Segundo os autos, o atrito entre as partes teve início em 4 de abril, quando Xomaia Cuiabano publicou um vídeo acusando Janaina Riva e sua família de formar uma “corja de ladrões” responsável pelo desvio de recursos destinados ao Veículo Leve sobre Trilhos (VLT) de Cuiabá. Insatisfeita com a ofensa, a deputada protocolou ação de reparação moral.
Em resposta, o influencer reagiu por meio de postagens no Instagram e no TikTok, onde ironizou o processo judicial e exibiu trecho do documento que contém informações sigilosas da deputada.
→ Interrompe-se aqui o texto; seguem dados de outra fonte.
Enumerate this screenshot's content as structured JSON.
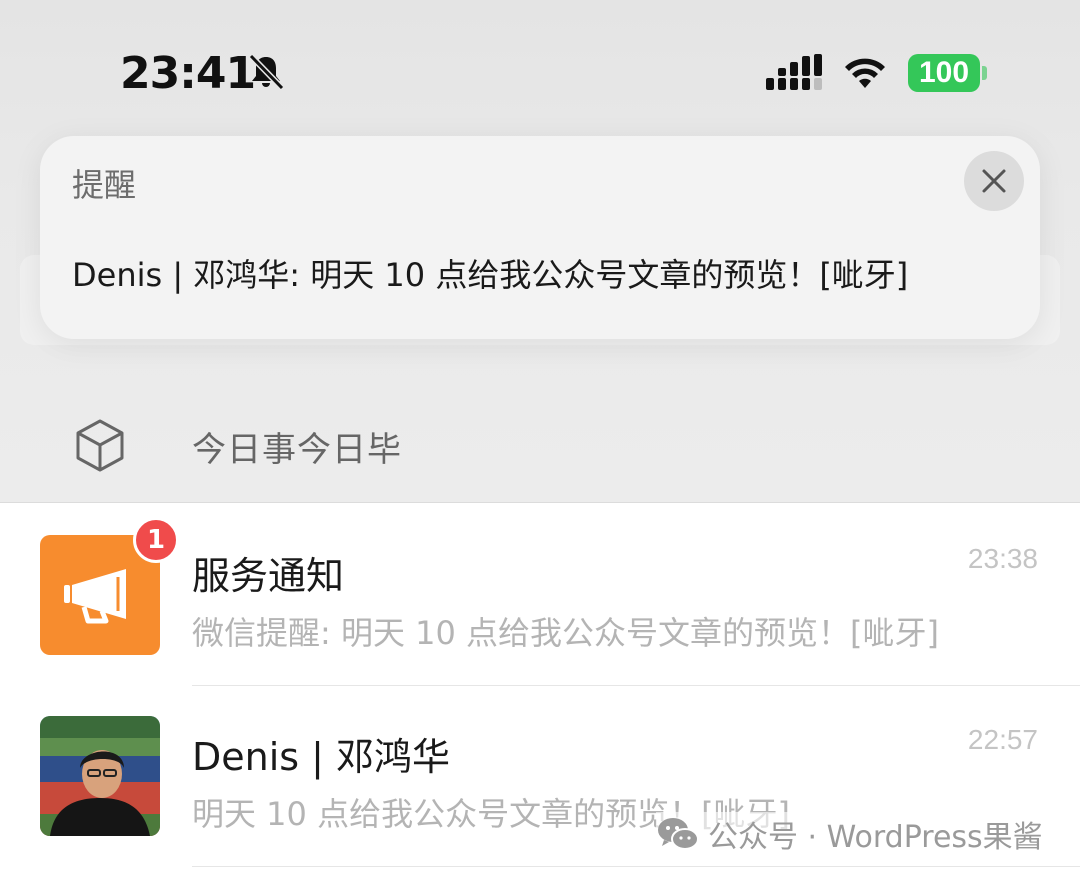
{
  "status_bar": {
    "time": "23:41",
    "battery": "100",
    "icons": [
      "bell-slash-icon",
      "cellular-signal-icon",
      "wifi-icon",
      "battery-icon"
    ]
  },
  "notification": {
    "title": "提醒",
    "message": "Denis | 邓鸿华: 明天 10 点给我公众号文章的预览！[呲牙]",
    "close_icon": "close-icon"
  },
  "today": {
    "label": "今日事今日毕",
    "icon": "cube-icon"
  },
  "chats": [
    {
      "name": "服务通知",
      "preview": "微信提醒: 明天 10 点给我公众号文章的预览！[呲牙]",
      "time": "23:38",
      "badge": "1",
      "avatar_icon": "megaphone-icon",
      "avatar_color": "#f78c2e"
    },
    {
      "name": "Denis | 邓鸿华",
      "preview": "明天 10 点给我公众号文章的预览！[呲牙]",
      "time": "22:57",
      "avatar_icon": "person-photo"
    }
  ],
  "watermark": {
    "text": "公众号 · WordPress果酱",
    "icon": "wechat-icon"
  },
  "colors": {
    "badge": "#f04b4b",
    "battery": "#34c759",
    "service_avatar": "#f78c2e"
  }
}
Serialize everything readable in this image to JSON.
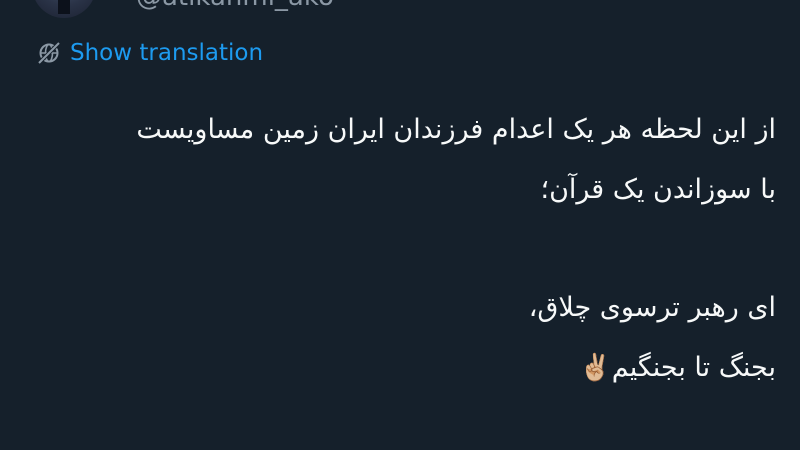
{
  "author": {
    "handle": "@atikahmi_ako"
  },
  "translation": {
    "label": "Show translation",
    "icon": "globe-slash-icon",
    "color": "#1d9bf0"
  },
  "tweet": {
    "line1": "از این لحظه هر یک اعدام فرزندان ایران زمین مساویست",
    "line2": "با سوزاندن یک قرآن؛",
    "line3": "ای رهبر ترسوی چلاق،",
    "line4": "بجنگ تا بجنگیم",
    "line4_emoji": "✌🏼"
  },
  "colors": {
    "background": "#15202b",
    "text": "#f7f9f9",
    "muted": "#8b98a5"
  }
}
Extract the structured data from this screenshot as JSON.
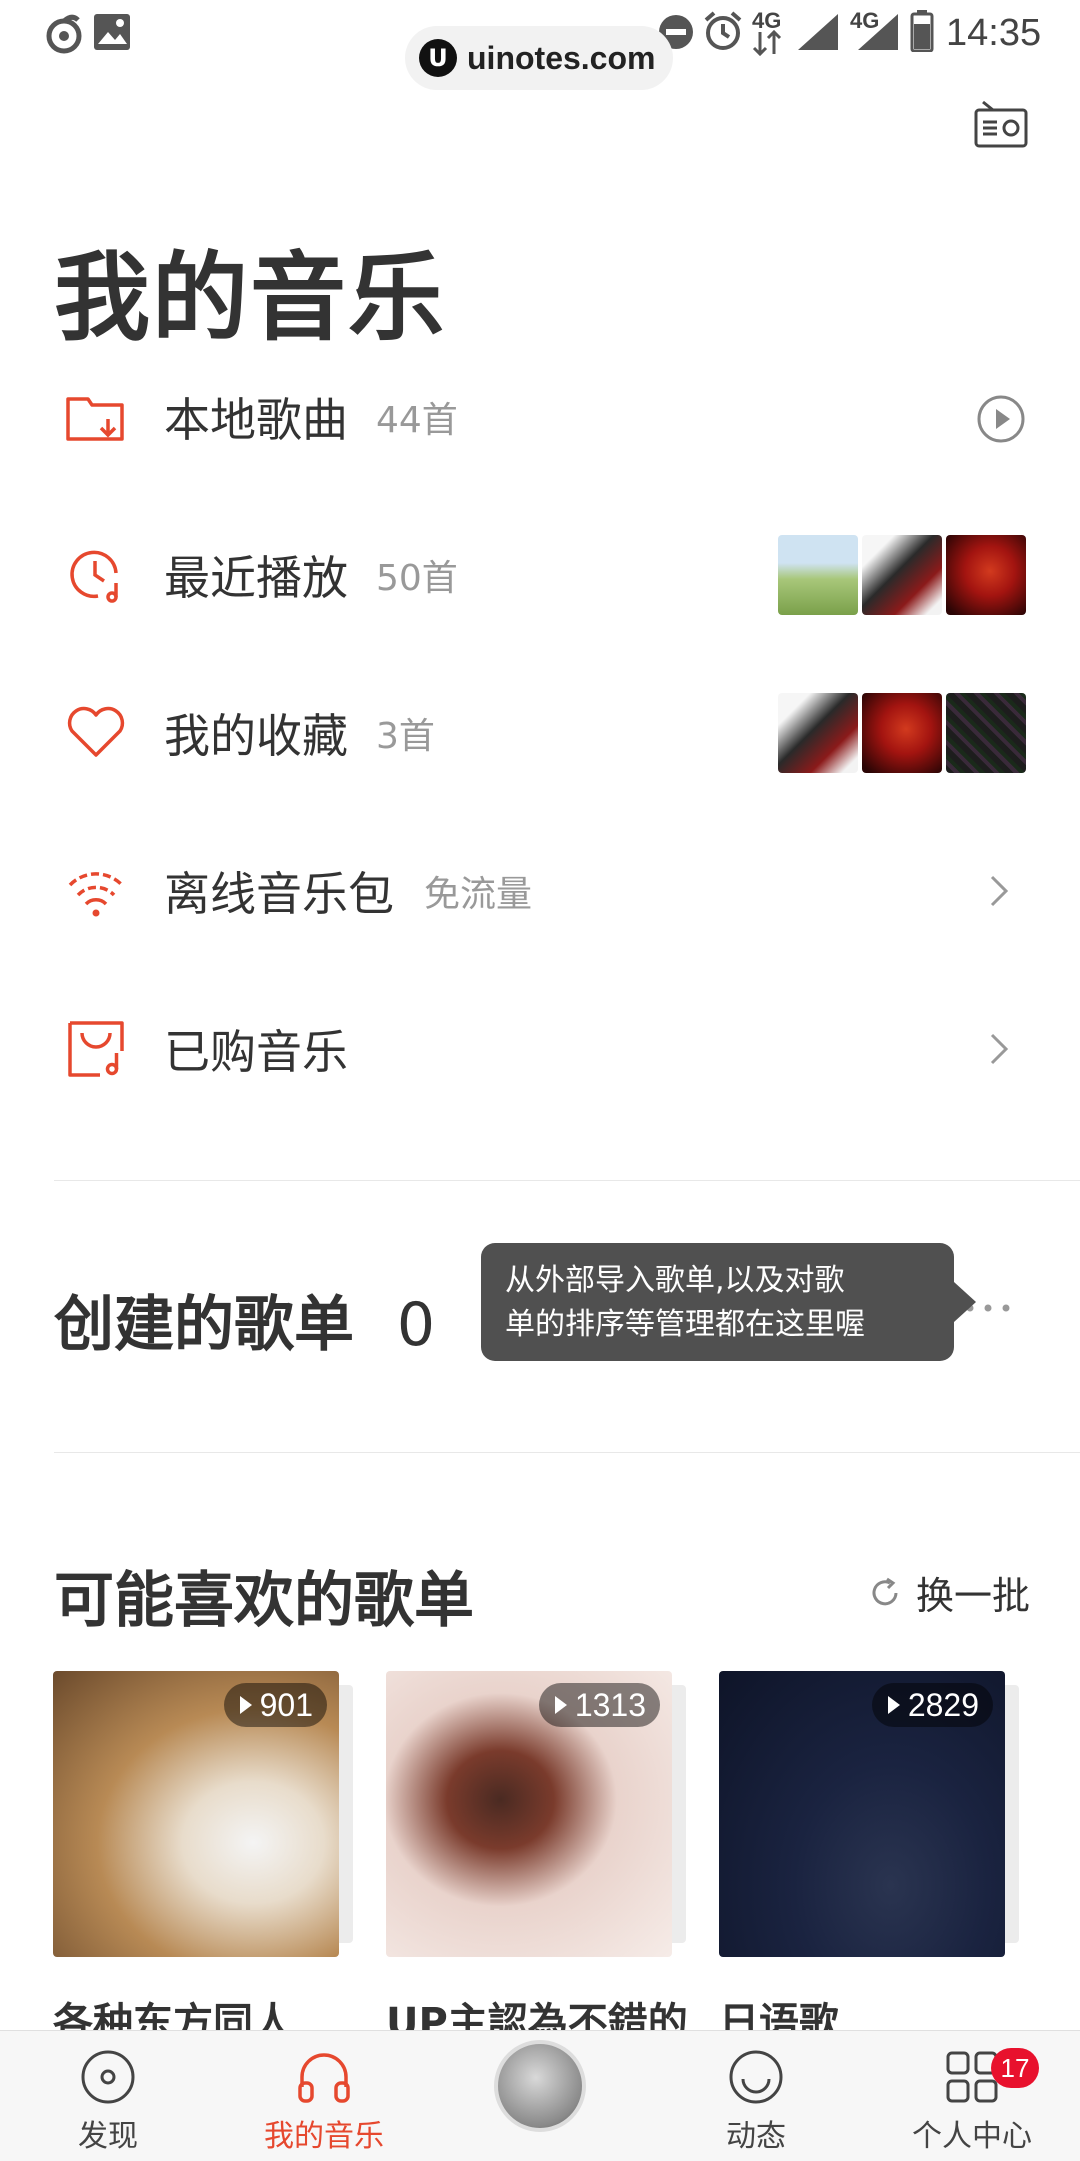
{
  "status_bar": {
    "time": "14:35",
    "network_1": "4G",
    "network_2": "4G"
  },
  "watermark": {
    "text": "uinotes.com",
    "logo": "U"
  },
  "header": {
    "radio_icon": "radio-icon"
  },
  "page_title": "我的音乐",
  "rows": [
    {
      "label": "本地歌曲",
      "count": "44首",
      "icon": "folder-download-icon",
      "action": "play-circle-icon"
    },
    {
      "label": "最近播放",
      "count": "50首",
      "icon": "clock-music-icon"
    },
    {
      "label": "我的收藏",
      "count": "3首",
      "icon": "heart-icon"
    },
    {
      "label": "离线音乐包",
      "count": "免流量",
      "icon": "wifi-icon",
      "action": "chevron-right-icon"
    },
    {
      "label": "已购音乐",
      "count": "",
      "icon": "bag-music-icon",
      "action": "chevron-right-icon"
    }
  ],
  "created_playlists": {
    "title": "创建的歌单",
    "count": "0",
    "more_icon": "more-dots-icon"
  },
  "tooltip": {
    "line1": "从外部导入歌单,以及对歌",
    "line2": "单的排序等管理都在这里喔"
  },
  "recommended": {
    "title": "可能喜欢的歌单",
    "refresh_label": "换一批",
    "cards": [
      {
        "plays": "901",
        "title": "各种东方同人"
      },
      {
        "plays": "1313",
        "title": "UP主認為不錯的"
      },
      {
        "plays": "2829",
        "title": "日语歌"
      }
    ]
  },
  "tabs": [
    {
      "label": "发现",
      "icon": "disc-icon",
      "active": false
    },
    {
      "label": "我的音乐",
      "icon": "headphones-icon",
      "active": true
    },
    {
      "label": "",
      "icon": "now-playing-disc",
      "active": false
    },
    {
      "label": "动态",
      "icon": "smile-icon",
      "active": false
    },
    {
      "label": "个人中心",
      "icon": "grid-icon",
      "active": false,
      "badge": "17"
    }
  ],
  "colors": {
    "accent": "#e6482e",
    "badge": "#e8112d",
    "text": "#333333",
    "muted": "#999999"
  }
}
As publicações circulavam livremente até a intervenção do Judiciário.
No despacho, o magistrado salientou que “o conteúdo veiculado pelo primeiro requerido extrapola os limites da crítica política e do direito de informar, ingressando no campo da ofensa pessoal e da imputação de condutas ilícitas desprovidas de respaldo probatório mínimo”. O juiz sublinhou, ainda, que a liberdade de expressão encontra limite nos direitos da personalidade, sendo vedada a veiculação de críticas com o único fim de difamar ou caluniar.
Com a decisão, Xomaia Cuiabano fica obrigado a suprimir integralmente o vídeo das redes sociais, sob pena de multa diária case não cumpra a ordem judicial. A determinação reforça o entendimento de que o exercício da liberdade de manifestação não pode ultrapassar a esfera dos fatos comprovados e o respeito à honra dos indivíduos.
Imagem: Reprodução Instagram
A retirada do conteúdo deve ocorrer de forma imediata, atendendo ao princípio da dignidade da pessoa humana e protegendo dados pessoais de agentes públicos, conforme previsto na legislação brasileira.
O processo segue em tramitação na 5ª Vara Cível de Cuiabá, onde novas audiências poderão ser designadas para avaliar eventual indenização por danos morais.